Thanks to a $100,000 grant from the Georgia Department of Human Resources, Hodac has partnered with the Houston County school system and Fort Valley State University to provide education programs aimed at preventing rape.

Called "Safe Dates," the program will target girls and boys in middle school, said Nicole Poss, Hodac's intervention coordinator.

"We are hoping for a huge difference," Poss said. "Primary prevention is the key to this grant. Getting to people before they are violent is the point, especially with juveniles."

The program will begin as soon as school starts next week in Houston County. It will include participation in two national events scheduled in April — Jeans for Justice and Take Back the Night.

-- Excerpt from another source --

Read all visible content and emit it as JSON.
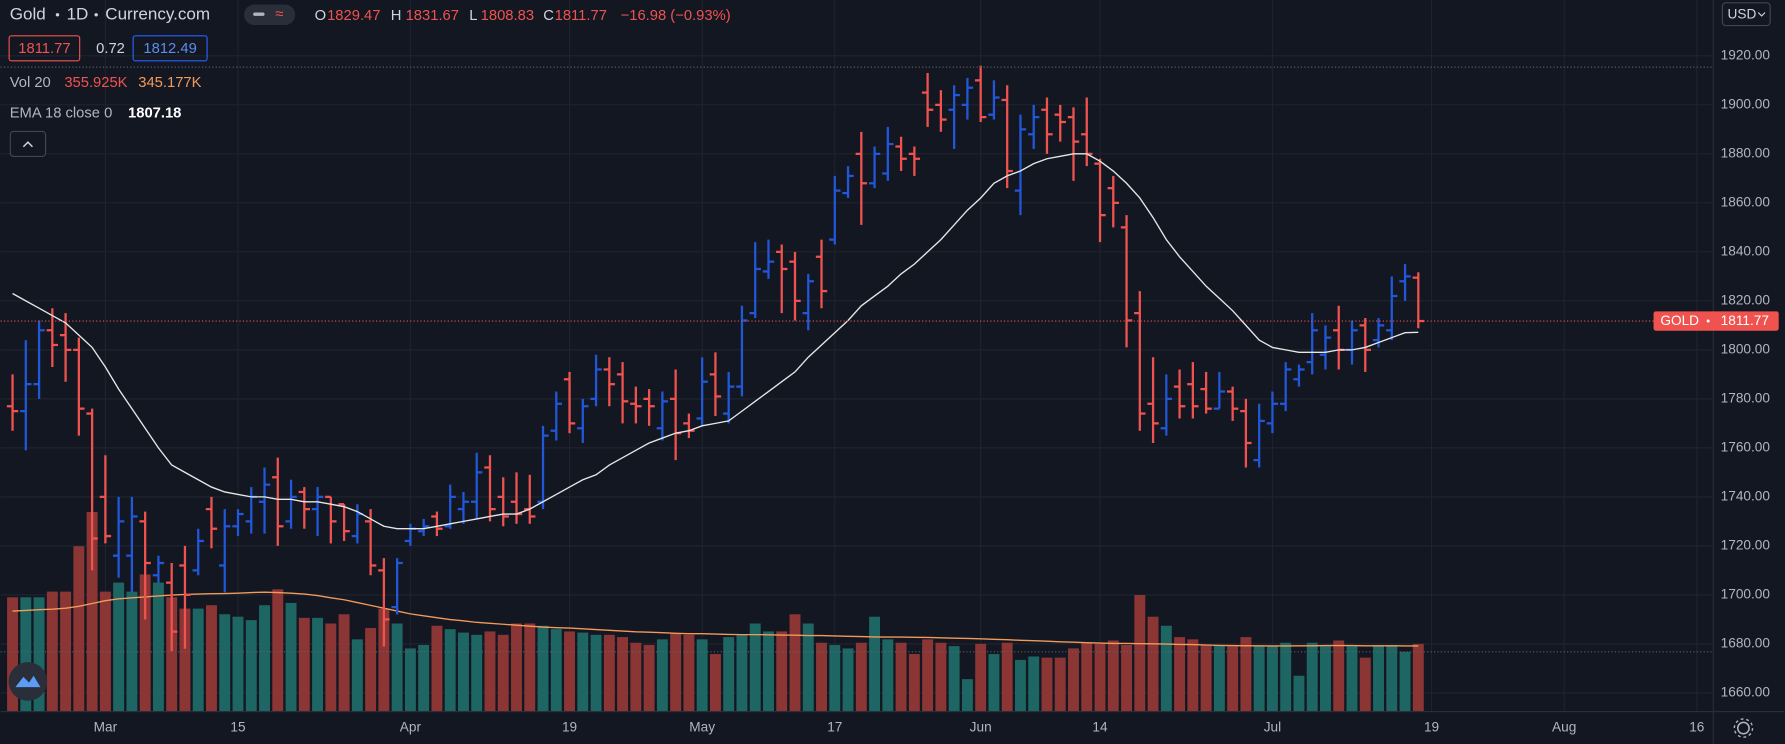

Jeans for Justice grew from outrage about a ruling by a judge in Italy, who declared that an alleged rape victim could not have been raped because her jeans were too tight to be removed without her cooperation. Female attorneys in Italy then started wearing jeans to court in protest. During the event in April, everyone will be asked to wear jeans on that day.

Take Back the Night features a candlelight vigil geared toward college students.

The Safe Dates program aims to educate students about the risks of date rape. A key, Poss said, is urging students to stand up against violence of any kind, whether it involves sexual assault or not.

"Violence is never OK," she said in describing the message to students. "Think before you act. Treat each other as you would like to be treated, and stand up for not being violent. Say to your friends it's not OK to do that."

Warner Robins Police Sgt. Karen Stokes, who investigates rape cases, said 16 rapes have been reported in the city this year. In 2006, 29 were reported. She noted that the majority of rapes are never reported.

Stokes said Hodac's prevention program is needed. "I think it will make a lot of difference," the police investigator said.

Alcohol is one of the most common factors Stokes sees in teen date rape cases, she said. Girls become intoxicated and boys often feel that it's not rape to take advantage of that, she said. "A lot of the assault cases we work are along those lines," the detective said.

Both Stokes and Poss said that one of the most important actions girls can take to protect themselves is to go on group dates with friends that they trust.

The Safe Dates program is also available for churches or any other group that requests it, Poss said.

Although Hodac has done rape prevention work in the past, Poss said, the new grant will create its most extensive prevention program yet. The grant will fund the program for four years.